No, nene, no te creas la gran cosa. A nadie le importan tus millones, tus cuentas bancarias son historia de ayer.
No, nene, no eres grande, eres solo un niño de juguete que se niega a crecer.
Recuerdo, querido, esa tarde en el parque. Estabas sentado fumándote un camel, creías ser genial solo por estar ahí, tumbado en el césped, como un artista callejero, no eras más que un perro, un perro viejo y enfermo,
un perro joven y herido, un perro medio muerto.
Yo te miraba desde la otra esquina, sopesaba con los dedos las opciones que tenía, podía ir a verte, burlarme un rato de tu cabello peinado con gomina, de tus pantalones ajustados y de tu cigarro a medio lado.
Podía quedarme donde estaba, aguardar a que llegara mi cita, pasarla bien y jugar por la noche, olvidarme de tu imagen de perro desvalido.
No sé si fue la lástima, o quizá la curiosidad, pero me levanté del banco y fui a donde estabas. Contoneando mi cadera, siempre moviéndome, así como había hecho toda la vida sin ser consciente de ello.
Me miraste cuando me pare frente a ti, dijiste que te tapaba el sol, estabas bajo un árbol, ahí no llegaba el sol. Luego dijiste que tu sol era diferente al mio, que era más brillante. Te pedí que me mostraras su brillo. Eres muy chica, dijiste sonriendo, tentándome, quizá en unos años, cuando la vida te eduque. Te sonreí, tu no sabes quien soy, dije, tal vez sepa más que vos.
Esa sonrisa ladeada que ponías cuando veías mi cuerpo desnudo apareció en tu rostro. Fue la primera vez que la vi y recuerdo que pensé que te hacía parecer un perro travieso. Siempre un perro, eso pensé, pero diferente tipo de perro. Los perros no son malos, pensé, son leales y juguetones, pero pueden morderte si los provocas. Recuerdo, también, que pensé que no sería malo ser mordida por tu boca.
A ver, chica, que quieres saber. Tu sonrisa me divertía, parecías más serio y mayor de lo que eras.
Llévame a volar, dije.
No puedo, muñeca. Te romperías.
No puedo, muñeco, te rompería.
Nos echamos a reír ante el juego. Luego me miraste serio. Tu piel parece porcelana, dijeron tus labios. Quiero llevarte a la cama, decían tus ojos.
Pero soy de carne y hueso, dijo mi boca. Inténtalo, decían mis ojos.

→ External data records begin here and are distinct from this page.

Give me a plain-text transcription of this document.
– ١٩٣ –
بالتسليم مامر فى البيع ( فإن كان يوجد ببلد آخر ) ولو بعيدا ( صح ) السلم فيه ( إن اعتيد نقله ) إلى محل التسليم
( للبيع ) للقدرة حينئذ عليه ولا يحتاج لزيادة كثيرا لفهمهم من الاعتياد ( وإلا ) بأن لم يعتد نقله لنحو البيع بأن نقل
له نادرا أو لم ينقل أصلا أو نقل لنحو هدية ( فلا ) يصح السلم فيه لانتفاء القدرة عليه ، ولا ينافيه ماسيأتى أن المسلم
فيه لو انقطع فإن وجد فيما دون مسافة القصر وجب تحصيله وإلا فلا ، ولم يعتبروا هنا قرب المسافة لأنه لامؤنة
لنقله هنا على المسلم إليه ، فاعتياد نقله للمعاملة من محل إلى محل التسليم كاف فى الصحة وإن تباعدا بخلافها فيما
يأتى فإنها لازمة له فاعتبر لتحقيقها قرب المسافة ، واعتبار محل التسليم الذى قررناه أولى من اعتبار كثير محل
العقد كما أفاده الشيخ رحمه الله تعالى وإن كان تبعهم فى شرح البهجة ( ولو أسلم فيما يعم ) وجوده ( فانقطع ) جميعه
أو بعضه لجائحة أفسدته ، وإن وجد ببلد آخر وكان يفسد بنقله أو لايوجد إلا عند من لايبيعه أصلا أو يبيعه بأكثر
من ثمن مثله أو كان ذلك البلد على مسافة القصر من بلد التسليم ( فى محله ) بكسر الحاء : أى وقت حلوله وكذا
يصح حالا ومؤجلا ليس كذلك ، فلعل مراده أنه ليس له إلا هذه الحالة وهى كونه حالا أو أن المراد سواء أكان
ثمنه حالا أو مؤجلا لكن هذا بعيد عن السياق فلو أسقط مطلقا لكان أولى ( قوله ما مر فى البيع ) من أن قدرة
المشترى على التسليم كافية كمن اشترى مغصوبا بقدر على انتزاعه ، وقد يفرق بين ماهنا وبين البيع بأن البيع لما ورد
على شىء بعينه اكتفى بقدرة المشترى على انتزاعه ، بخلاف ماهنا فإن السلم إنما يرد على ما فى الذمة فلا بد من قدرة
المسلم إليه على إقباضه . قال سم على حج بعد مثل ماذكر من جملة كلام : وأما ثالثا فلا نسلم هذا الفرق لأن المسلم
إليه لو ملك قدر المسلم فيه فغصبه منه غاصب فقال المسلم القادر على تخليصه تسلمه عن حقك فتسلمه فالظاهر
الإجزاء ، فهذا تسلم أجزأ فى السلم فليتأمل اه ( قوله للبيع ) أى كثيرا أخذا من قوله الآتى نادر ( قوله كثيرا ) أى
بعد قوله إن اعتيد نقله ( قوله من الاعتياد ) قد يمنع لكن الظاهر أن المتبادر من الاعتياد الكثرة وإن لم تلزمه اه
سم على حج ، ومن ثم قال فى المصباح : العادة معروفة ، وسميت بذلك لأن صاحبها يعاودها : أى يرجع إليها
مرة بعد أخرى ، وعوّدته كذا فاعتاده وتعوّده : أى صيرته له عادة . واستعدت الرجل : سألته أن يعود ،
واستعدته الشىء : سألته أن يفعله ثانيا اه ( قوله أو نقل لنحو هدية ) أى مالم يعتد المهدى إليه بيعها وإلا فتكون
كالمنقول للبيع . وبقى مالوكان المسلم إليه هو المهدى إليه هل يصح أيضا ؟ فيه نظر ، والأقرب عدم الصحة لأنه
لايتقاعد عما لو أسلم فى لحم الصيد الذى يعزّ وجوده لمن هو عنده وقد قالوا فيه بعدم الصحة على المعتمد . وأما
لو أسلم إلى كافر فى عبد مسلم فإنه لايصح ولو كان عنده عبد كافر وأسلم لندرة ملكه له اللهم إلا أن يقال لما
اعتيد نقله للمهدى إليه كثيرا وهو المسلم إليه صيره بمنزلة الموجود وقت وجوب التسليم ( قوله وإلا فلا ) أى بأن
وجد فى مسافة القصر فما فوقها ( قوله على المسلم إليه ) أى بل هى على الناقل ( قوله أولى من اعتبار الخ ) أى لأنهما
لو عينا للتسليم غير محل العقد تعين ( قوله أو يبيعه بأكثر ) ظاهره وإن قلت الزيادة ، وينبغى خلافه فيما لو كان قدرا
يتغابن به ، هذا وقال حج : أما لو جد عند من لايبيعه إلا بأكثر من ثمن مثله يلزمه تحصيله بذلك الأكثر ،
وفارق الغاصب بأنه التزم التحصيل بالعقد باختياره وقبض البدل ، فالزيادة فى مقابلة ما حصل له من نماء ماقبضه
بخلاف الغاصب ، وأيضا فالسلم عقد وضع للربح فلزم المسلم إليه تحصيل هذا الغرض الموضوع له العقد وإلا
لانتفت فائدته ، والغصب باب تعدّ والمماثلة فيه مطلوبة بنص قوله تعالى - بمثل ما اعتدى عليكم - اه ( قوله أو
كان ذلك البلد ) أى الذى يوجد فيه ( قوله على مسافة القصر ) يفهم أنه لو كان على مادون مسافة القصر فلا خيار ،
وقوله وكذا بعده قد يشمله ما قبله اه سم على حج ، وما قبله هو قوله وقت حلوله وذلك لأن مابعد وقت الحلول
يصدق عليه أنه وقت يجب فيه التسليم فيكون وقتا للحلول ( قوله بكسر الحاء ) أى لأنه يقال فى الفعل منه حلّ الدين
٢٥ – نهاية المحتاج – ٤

Te acostaste en el césped, como los perros de la calle, eres un perro después de todo, y me tendiste la mano. Me dejé caer junto a ti. Tu tomaste mi cintura, apretándome como un naufrago sostendría su tabla de salvación, y me pusiste sobre tu cuerpo. Pensé que estabas loco, que era un parque, pensaste que estaba loca porque te dije que me gustaba.
Nena, dijiste, dime que no, dime que te vas.
No me voy, dije, no me voy a ninguna parte.
Entonces vente conmigo, tus ojos me decían que esperabas que me negara.
Entonces vamos, nene.
Como un gato te levantaste, sin soltarme, siempre sin soltarme, y caminamos juntos saliendo del parque. Cruzamos la vieja calle y seguimos hasta tu casa. Era vieja, gastada, perfecta. La casera solía gritarnos, malcriados mocosos, cállense. Nosotros reíamos, ella no sabía amar, no conocía el placer de la cumbre ni la diversión del camino a ella.
Nos quedábamos allí, todo el día, toda la noche. Nuestros cuerpos bastaban.
Nunca llegué a mi cita, no se si él habrá llegado. Nunca te rompiste y yo no fui de porcelana.
Y lo que pasó desde esa noche en tu casa, es una historia que no importa nada.